Which is why I’m pleased that I stuck with my investment in Royal Dutch Shell, adding when the shares hit particular weakness about four years ago. My shares were in fact in the old Shell Transport and Trading Arm of the former group. Now that its complicated and arcane structure has been rationalised, we shareholders have been given a one-off technical boost because of the new higher weighting the firm has in the FTSE index, so prompting all those tracking funds to buy some more.

Then there’s the process of reform after the great Shell reserves scandal, itself not such a massive blow as the City thought at the time. Third, there’s the rise in the oil price. Now that “downstream” refining and manufacturing activities (making chemicals, plastics, textiles) have been downgraded, Shell is much more of a pure play on the oil price itself. I started buying Shell when oil was $10 a barrel because I simply couldn’t believe that that price was remotely sustainable. Now we know.

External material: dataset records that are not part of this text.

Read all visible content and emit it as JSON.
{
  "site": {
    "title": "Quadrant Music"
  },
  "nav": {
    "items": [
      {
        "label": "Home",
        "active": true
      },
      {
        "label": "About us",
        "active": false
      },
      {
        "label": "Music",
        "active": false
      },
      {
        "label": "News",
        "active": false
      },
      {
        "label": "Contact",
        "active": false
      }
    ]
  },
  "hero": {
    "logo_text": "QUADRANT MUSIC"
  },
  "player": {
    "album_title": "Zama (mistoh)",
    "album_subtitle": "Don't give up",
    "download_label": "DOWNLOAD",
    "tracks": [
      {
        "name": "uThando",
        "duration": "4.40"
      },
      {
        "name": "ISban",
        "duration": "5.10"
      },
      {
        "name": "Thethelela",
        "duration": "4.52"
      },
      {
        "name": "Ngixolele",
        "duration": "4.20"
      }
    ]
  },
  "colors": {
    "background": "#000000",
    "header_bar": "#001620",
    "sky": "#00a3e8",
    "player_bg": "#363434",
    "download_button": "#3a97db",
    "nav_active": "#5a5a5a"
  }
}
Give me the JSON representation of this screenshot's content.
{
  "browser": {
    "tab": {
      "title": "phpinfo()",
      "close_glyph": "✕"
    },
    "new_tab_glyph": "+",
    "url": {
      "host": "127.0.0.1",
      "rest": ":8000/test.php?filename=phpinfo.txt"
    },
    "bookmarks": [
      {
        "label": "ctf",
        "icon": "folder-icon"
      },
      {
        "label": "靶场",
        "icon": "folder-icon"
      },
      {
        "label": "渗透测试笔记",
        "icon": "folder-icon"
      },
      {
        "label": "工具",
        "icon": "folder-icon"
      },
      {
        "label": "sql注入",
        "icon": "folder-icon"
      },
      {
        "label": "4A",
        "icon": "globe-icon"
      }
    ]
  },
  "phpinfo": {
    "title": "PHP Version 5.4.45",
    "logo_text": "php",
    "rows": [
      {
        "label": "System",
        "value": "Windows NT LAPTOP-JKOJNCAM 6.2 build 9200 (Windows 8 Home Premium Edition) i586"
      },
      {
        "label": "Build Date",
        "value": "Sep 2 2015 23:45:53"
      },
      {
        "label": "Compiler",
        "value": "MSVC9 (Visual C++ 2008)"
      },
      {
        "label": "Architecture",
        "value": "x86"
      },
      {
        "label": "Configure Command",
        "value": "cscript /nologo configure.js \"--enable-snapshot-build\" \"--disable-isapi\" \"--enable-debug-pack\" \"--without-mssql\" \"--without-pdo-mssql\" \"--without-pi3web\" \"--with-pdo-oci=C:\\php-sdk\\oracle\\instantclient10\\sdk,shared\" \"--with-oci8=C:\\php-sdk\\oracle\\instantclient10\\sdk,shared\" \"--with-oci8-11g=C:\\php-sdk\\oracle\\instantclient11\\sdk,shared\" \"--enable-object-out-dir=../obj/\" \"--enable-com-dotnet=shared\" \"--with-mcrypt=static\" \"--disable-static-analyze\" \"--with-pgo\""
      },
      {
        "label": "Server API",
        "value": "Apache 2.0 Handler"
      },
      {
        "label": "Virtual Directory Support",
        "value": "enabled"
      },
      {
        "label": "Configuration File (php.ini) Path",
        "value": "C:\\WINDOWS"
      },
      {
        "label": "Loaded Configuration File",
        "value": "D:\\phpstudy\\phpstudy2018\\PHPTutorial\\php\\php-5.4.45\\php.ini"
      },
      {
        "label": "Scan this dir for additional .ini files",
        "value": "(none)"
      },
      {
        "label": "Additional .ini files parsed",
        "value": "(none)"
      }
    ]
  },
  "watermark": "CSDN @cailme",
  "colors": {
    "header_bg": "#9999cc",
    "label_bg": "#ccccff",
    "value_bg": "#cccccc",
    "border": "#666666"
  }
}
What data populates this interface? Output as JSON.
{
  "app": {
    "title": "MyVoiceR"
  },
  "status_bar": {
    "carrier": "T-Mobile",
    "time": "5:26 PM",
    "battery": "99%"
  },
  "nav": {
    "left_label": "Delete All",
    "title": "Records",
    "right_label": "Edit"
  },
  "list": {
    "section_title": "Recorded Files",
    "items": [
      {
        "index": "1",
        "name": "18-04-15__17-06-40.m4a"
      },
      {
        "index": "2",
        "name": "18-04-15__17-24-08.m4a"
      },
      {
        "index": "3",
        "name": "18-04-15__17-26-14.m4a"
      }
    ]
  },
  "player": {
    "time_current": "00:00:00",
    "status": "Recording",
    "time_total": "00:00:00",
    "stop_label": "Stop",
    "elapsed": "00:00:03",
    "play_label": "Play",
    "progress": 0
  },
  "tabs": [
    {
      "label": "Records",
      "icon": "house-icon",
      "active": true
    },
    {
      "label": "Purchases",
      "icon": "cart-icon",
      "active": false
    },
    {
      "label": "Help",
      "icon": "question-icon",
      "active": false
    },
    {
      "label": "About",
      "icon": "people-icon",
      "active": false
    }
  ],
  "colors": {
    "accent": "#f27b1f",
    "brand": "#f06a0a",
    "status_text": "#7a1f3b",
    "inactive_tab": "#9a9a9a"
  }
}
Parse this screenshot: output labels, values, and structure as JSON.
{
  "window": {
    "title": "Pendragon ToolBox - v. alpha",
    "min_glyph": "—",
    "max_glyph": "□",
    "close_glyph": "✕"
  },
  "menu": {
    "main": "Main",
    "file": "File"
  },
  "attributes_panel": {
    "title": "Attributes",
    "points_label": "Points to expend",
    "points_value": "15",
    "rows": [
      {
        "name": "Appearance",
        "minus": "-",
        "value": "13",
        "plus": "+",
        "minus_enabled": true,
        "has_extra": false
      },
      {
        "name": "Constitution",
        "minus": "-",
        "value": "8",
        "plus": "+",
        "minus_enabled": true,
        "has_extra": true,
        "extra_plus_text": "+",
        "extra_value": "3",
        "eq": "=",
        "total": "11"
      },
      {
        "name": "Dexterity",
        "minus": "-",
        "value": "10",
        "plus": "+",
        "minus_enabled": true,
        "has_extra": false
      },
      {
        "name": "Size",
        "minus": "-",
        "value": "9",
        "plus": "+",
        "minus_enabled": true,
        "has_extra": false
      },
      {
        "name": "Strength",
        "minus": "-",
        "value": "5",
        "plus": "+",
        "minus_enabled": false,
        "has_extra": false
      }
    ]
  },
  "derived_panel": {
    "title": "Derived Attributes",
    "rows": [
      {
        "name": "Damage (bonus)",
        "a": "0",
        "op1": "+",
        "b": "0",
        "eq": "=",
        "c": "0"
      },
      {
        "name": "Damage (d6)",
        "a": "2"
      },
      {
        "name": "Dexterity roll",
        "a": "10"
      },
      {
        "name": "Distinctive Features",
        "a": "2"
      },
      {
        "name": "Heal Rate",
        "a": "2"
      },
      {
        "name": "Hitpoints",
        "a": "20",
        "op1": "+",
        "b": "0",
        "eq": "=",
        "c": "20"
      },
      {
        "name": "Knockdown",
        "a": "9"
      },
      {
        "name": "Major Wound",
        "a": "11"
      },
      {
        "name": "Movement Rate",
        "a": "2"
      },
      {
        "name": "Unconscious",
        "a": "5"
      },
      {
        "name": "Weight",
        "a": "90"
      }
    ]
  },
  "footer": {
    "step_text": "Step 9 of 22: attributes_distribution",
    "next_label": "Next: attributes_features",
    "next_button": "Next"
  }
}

I suppose the question now is whether a $60 or $65 barrel is sustainable. Even when the short-term factors affecting the price, such as the threat to Saudi Arabia and the summer closedown of some US refineries, work themselves through we all know, don’t we, that the price is going to be around these levels for some time. For we all also know that it takes time to develop new fields and that the world is now paying, in part, for the underinvestment the oil companies were forced into in the heady days of the $10 barrel back in the late 1990s.

Sadly, the terrorists are not going to go away and the world has become a much more jittery place. It isn’t a world that many of us much like, and I would rather that things were different. But one of the few things we can do is to make provision for that, and that is why I’ve bought more Shell at 1874p. I’m sure they and oil have further to go. Don’t have nightmares.